Recommended deployment posture
+--------+ HTTPS +-------+ plaintext HTTP +-----------------+
| Browser| ---------------→ | Caddy | -----------------→ | openads_serverd |
+--------+ public TLS +-------+ 127.0.0.1:6263 +-----------------+
↑ ↓
Let's Encrypt data dir
Daemon flags for this shape:
openads_serverd \
--port 6262 \
--http-port 6263 \
--data /srv/openads/data \
--http-user admin:strong-password
# bind --http-port to 127.0.0.1 by passing --host 127.0.0.1 if you don't
# want any path other than the proxy reaching the console.

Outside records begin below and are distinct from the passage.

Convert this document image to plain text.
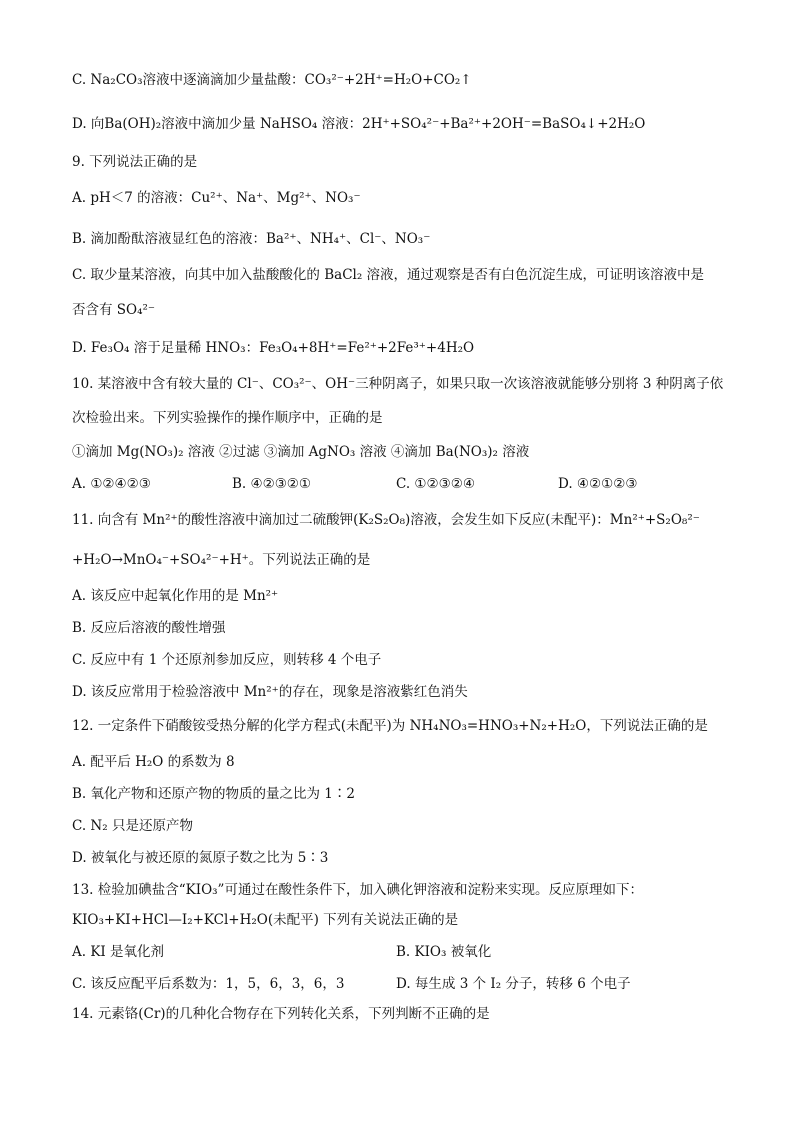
C. Na₂CO₃溶液中逐滴滴加少量盐酸：CO₃²⁻+2H⁺=H₂O+CO₂↑
D. 向Ba(OH)₂溶液中滴加少量 NaHSO₄ 溶液：2H⁺+SO₄²⁻+Ba²⁺+2OH⁻=BaSO₄↓+2H₂O
9. 下列说法正确的是
A. pH＜7 的溶液：Cu²⁺、Na⁺、Mg²⁺、NO₃⁻
B. 滴加酚酞溶液显红色的溶液：Ba²⁺、NH₄⁺、Cl⁻、NO₃⁻
C. 取少量某溶液，向其中加入盐酸酸化的 BaCl₂ 溶液，通过观察是否有白色沉淀生成，可证明该溶液中是
否含有 SO₄²⁻
D. Fe₃O₄ 溶于足量稀 HNO₃：Fe₃O₄+8H⁺=Fe²⁺+2Fe³⁺+4H₂O
10. 某溶液中含有较大量的 Cl⁻、CO₃²⁻、OH⁻三种阴离子，如果只取一次该溶液就能够分别将 3 种阴离子依
次检验出来。下列实验操作的操作顺序中，正确的是
①滴加 Mg(NO₃)₂ 溶液 ②过滤 ③滴加 AgNO₃ 溶液 ④滴加 Ba(NO₃)₂ 溶液
A. ①②④②③	B. ④②③②①	C. ①②③②④	D. ④②①②③
11. 向含有 Mn²⁺的酸性溶液中滴加过二硫酸钾(K₂S₂O₈)溶液，会发生如下反应(未配平)：Mn²⁺+S₂O₈²⁻
+H₂O→MnO₄⁻+SO₄²⁻+H⁺。下列说法正确的是
A. 该反应中起氧化作用的是 Mn²⁺
B. 反应后溶液的酸性增强
C. 反应中有 1 个还原剂参加反应，则转移 4 个电子
D. 该反应常用于检验溶液中 Mn²⁺的存在，现象是溶液紫红色消失
12. 一定条件下硝酸铵受热分解的化学方程式(未配平)为 NH₄NO₃=HNO₃+N₂+H₂O，下列说法正确的是
A. 配平后 H₂O 的系数为 8
B. 氧化产物和还原产物的物质的量之比为 1∶2
C. N₂ 只是还原产物
D. 被氧化与被还原的氮原子数之比为 5∶3
13. 检验加碘盐含“KIO₃”可通过在酸性条件下，加入碘化钾溶液和淀粉来实现。反应原理如下：
KIO₃+KI+HCl—I₂+KCl+H₂O(未配平) 下列有关说法正确的是
A. KI 是氧化剂	B. KIO₃ 被氧化
C. 该反应配平后系数为：1，5，6，3，6，3	D. 每生成 3 个 I₂ 分子，转移 6 个电子
14. 元素铬(Cr)的几种化合物存在下列转化关系，下列判断不正确的是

Pair the proxy’s TLS with --http-user so even on a hijacked
TLS terminator the credentials are required for any API call.
Native HTTPS in serverd
A dedicated OPENADS_WITH_OPENSSL=ON CMake option is on the
roadmap. It would link cpp-httplib’s OpenSSL backend, accept
--tls-cert <pem> --tls-key <pem> flags, and let serverd serve
HTTPS without a proxy. Status: planned for a future
studio.web.x milestone; until then, terminate TLS at a proxy.